Strona:PL Balzac - Blaski i nędze życia kurtyzany.djvu/244

Ta strona została skorygowana.

— Niewdzięczna! rzekła Ester. I cóż ty mi dałeś dotąd?... wiele utrapień. Powiedz sam, dziadygo, czy mam powód być dumna z ciebie? Ty, co innego! ty jesteś ze mnie dumny, bardzo dobrze noszę twoje galony i twoją liberję. Zapłaciłeś moje długi!... niech będzie. Ale zwędziłeś dosyć miljonów... (Och! och! nie rób takiej miny, zgodziłeś się już ze mną co do tego punktu)... aby nie dbać o to. I oto twój największy tytuł do chwały... Dziwka i złodziej, trudno o lepszą parę. Zbudowałeś wspaniałą klatkę dla papugi, która ci się podoba... Idź pytać się ary brazylijskiej, czy winna jest wdzięczność temu, kto ją wsadził do złoconej klatki... — Nie patrz na mnie w ten sposób, masz minę istnego bonza... — Pokazujesz swoją czerwono-białą arę całemu Paryżowi. Powiadasz: „Czy jest kto w Paryżu, ktoby posiadał podobną papugę — A jak szczebioce!... jakie dowcipy się jej udają!...“ Du Tillet wchodzi, ona mówi: „Dzień dobry, opryszku...“ Ależ jesteś szczęśliwy, jak Holender, który posiada jedyny okaz tulipanu; jak azjatycki ex-nabab na żołdzie angielskim, któremu komiwojażer sprzedał szwajcarską tabakierkę grającą trzy uwertury. Chcesz mego serca? A zatem, słuchaj, dam ci środki, jakiemi możesz je zdobyć.
Móf! móf!... zrobię wszystko dla ciebie... Lubię jak sobie drwisz ze mnie!
— Bądź młody, bądź piękny, bądź taki jak Lucjan de Rubempré, który właśnie jest u twojej żony, a zyskasz gratis to, czego nigdy nie zdołasz kupić za swoje miljony!
— Odchodzę, bo doprawdy jesteś straszna dziś wieczór... rzekł stary giełdziarz, któremu twarz się wydłużyła.
— A zatem, dobranoc.

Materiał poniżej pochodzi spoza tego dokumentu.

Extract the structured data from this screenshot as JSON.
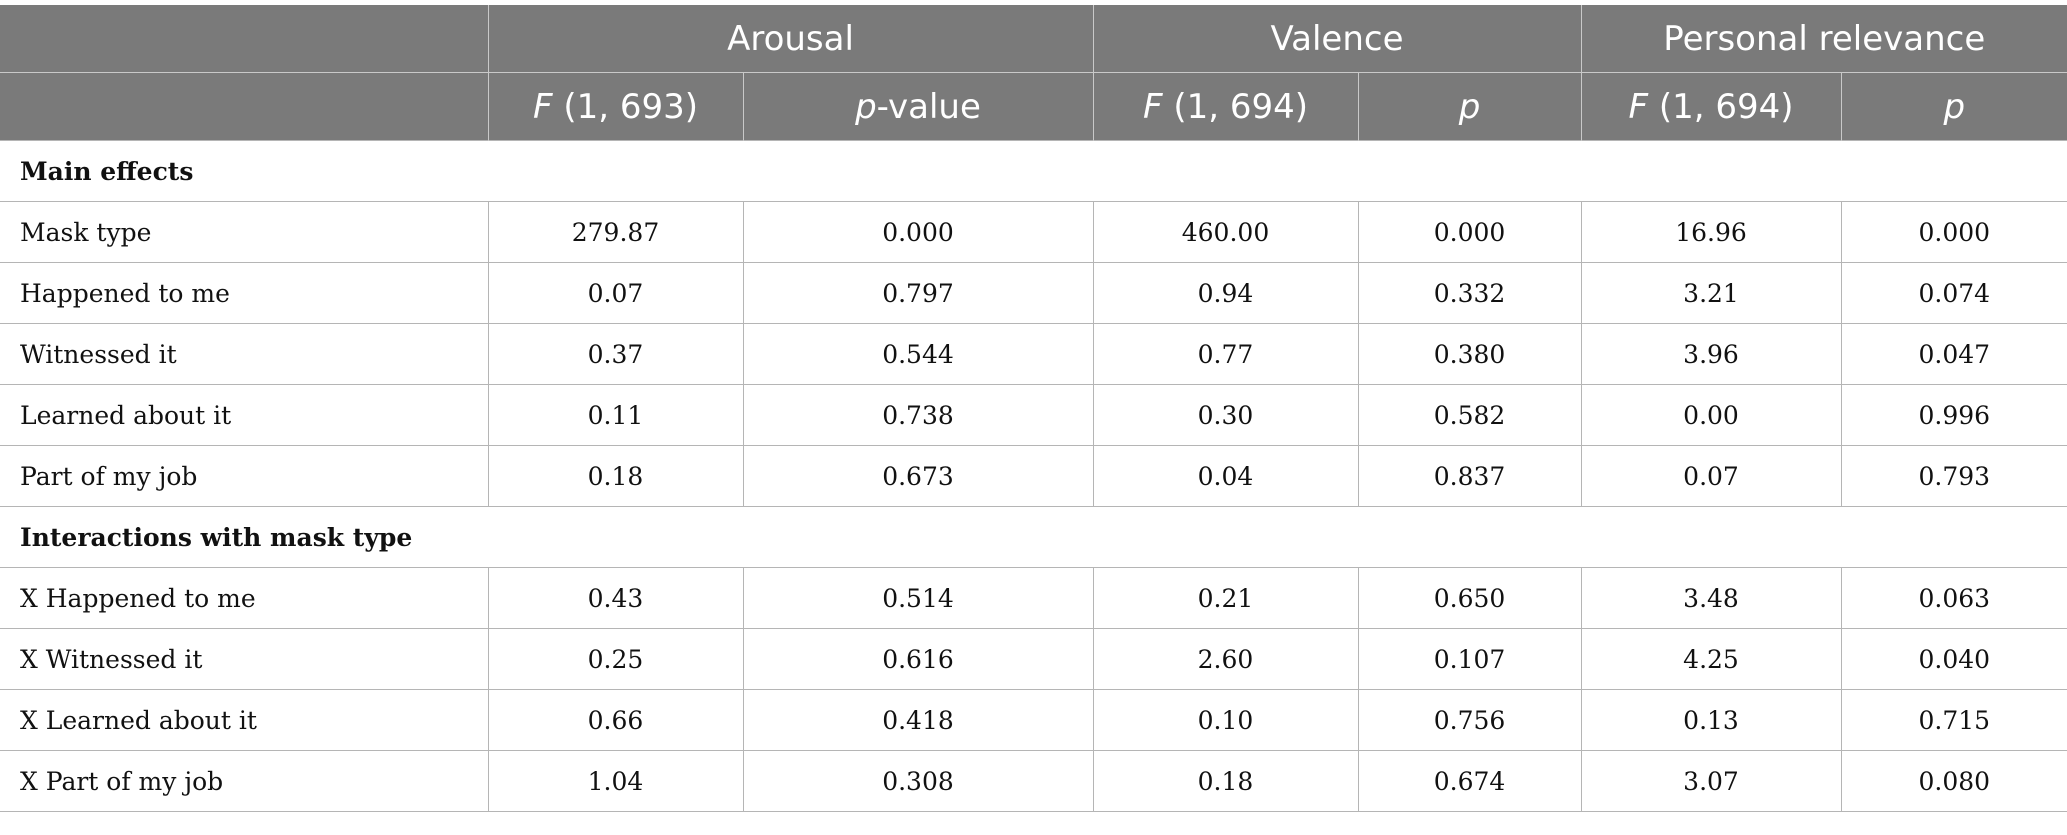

Poleć Jeszemu, aby ci posłał wysoko poduszki i nogi ułożył pochyło; masz dziś wieczór cerę trochę apoplektyczną... Nie powiesz przynajmniej, że nie interesuję się twojem zdrowiem.
Baron stał i trzymał za klamkę.
— Nucingen, do nogi!... rzekła Ester, przywołując go wyniosłym gestem.